While Soquel Creek Water District is currently asking for voluntary 20 percent cutbacks, we simultaneously are working to secure an additional supply and develop an even more robust conservation program that will include reducing outdoor water use and mandatory rationing.

If you already are one of our conserving customers, we thank you. If you have not yet adopted a conservation lifestyle, now is the time. How? Replace your grass with drought-tolerant plants or synthetic turf. Water outside with graywater or a rain-catchment system. Replace fixtures with high-efficiency toilets, water-efficient clothes washers, and ultra-low-flow showerheads. Our district offers rebates on all of these as well as free home water use audits. Visit our website,, for tips and rebate details.

How can we reduce the amount of water we pump? Part of the solution is enhanced conservation. But we also need to find a supplemental supply.

The district board is taking a long-term approach because our shortage will continue even after our area gets more rain. In the past six months, we've been working with experts and the community to look at potential new water supplies such as recycled water, water exchanges and desalination.

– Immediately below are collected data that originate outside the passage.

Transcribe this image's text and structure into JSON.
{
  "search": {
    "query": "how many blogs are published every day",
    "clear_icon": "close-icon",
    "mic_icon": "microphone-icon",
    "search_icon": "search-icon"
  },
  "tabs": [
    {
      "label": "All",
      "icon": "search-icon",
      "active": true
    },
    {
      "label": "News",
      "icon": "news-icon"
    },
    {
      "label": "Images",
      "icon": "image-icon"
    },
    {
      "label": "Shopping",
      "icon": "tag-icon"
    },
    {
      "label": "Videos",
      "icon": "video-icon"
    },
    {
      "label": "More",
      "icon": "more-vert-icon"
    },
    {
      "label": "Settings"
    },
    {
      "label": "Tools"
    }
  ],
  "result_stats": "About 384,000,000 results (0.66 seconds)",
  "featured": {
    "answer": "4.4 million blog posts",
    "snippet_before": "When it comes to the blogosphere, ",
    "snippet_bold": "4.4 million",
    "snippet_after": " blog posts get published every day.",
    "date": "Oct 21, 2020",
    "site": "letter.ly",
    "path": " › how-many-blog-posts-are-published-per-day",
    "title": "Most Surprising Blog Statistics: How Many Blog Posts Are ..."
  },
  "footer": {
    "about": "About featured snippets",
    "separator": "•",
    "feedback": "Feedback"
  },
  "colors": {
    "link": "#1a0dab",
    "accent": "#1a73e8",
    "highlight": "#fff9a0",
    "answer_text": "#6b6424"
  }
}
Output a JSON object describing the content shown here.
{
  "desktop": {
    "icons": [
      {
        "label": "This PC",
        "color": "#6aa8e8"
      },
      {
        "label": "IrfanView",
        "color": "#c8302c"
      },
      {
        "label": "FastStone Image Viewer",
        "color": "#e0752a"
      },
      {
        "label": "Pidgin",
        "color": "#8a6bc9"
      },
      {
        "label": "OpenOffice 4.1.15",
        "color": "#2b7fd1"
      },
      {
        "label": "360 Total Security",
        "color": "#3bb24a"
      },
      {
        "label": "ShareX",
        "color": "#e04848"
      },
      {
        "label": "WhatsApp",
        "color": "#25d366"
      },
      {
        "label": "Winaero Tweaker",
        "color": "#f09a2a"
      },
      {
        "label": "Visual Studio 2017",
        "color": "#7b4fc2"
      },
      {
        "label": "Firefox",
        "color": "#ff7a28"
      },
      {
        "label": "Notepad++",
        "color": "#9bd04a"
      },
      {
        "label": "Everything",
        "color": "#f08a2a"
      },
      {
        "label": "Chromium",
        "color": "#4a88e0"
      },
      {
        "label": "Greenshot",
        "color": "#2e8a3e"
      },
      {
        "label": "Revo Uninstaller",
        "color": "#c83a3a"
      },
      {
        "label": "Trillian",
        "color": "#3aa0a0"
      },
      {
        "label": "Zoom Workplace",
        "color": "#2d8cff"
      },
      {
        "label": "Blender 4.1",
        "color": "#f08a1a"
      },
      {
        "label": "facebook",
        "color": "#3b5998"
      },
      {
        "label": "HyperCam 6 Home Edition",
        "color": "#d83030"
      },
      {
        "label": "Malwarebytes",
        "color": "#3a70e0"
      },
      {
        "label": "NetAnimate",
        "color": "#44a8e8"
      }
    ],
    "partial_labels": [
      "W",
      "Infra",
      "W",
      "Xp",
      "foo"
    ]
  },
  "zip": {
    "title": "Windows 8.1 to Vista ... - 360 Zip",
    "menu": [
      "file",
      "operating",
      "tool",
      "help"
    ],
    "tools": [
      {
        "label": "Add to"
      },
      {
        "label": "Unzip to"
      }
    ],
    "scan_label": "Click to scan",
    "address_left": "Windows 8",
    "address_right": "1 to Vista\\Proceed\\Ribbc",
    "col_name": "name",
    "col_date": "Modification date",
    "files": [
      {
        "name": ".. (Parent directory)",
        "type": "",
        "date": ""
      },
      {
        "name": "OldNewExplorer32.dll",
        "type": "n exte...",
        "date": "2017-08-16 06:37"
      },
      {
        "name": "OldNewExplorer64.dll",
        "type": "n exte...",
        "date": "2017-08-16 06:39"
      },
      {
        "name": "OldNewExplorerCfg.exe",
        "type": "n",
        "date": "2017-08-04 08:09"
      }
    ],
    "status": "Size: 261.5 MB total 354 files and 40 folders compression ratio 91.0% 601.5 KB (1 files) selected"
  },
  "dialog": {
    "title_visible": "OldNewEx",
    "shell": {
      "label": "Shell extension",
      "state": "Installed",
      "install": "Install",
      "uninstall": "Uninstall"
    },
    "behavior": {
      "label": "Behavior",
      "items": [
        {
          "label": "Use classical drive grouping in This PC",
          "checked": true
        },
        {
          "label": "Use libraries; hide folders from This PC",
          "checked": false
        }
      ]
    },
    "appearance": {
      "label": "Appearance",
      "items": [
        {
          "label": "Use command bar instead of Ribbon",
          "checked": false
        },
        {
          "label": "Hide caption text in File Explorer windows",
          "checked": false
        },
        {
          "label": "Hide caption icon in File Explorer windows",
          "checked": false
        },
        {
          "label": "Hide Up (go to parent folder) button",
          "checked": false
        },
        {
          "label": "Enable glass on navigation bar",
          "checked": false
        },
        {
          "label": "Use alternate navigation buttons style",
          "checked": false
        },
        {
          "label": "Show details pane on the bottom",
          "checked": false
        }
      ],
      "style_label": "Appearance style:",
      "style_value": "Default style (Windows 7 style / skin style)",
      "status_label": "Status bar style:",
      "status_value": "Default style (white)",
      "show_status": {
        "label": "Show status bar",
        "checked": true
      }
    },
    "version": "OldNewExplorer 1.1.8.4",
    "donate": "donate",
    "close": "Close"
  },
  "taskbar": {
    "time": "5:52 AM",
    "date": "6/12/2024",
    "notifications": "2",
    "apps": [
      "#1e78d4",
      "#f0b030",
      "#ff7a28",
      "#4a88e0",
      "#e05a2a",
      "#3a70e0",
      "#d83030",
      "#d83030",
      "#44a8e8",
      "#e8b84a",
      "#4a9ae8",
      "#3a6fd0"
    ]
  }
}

In the coming months, the board will continue discussions and make decisions. We encourage you to participate in this process and attend our meetings or email us your comments and questions.

March 4: Overview on California groundwater law and discussion on developing regional solutions. (7 p.m., Capitola City Hall, 420 Capitola Ave.)

March 18: Continue discussion on a water-reduction program that includes establishing water budgets that recognize that many of our customers already are conserving so they won't be penalized or greatly impacted. (7 p.m., district office, 5180 Soquel Drive, Soquel)

April 1: Board will enact a long-term water reduction program (7 p.m., Capitola City Hall, 420 Capitola Ave.)

While the drought didn't create our water supply shortage, it has heightened awareness that we need to find long-term solutions. Please cut your water use and do more to use less.

Tom LaHue and Bruce Daniels are president and vice president of the board of the Soquel Creek Water District.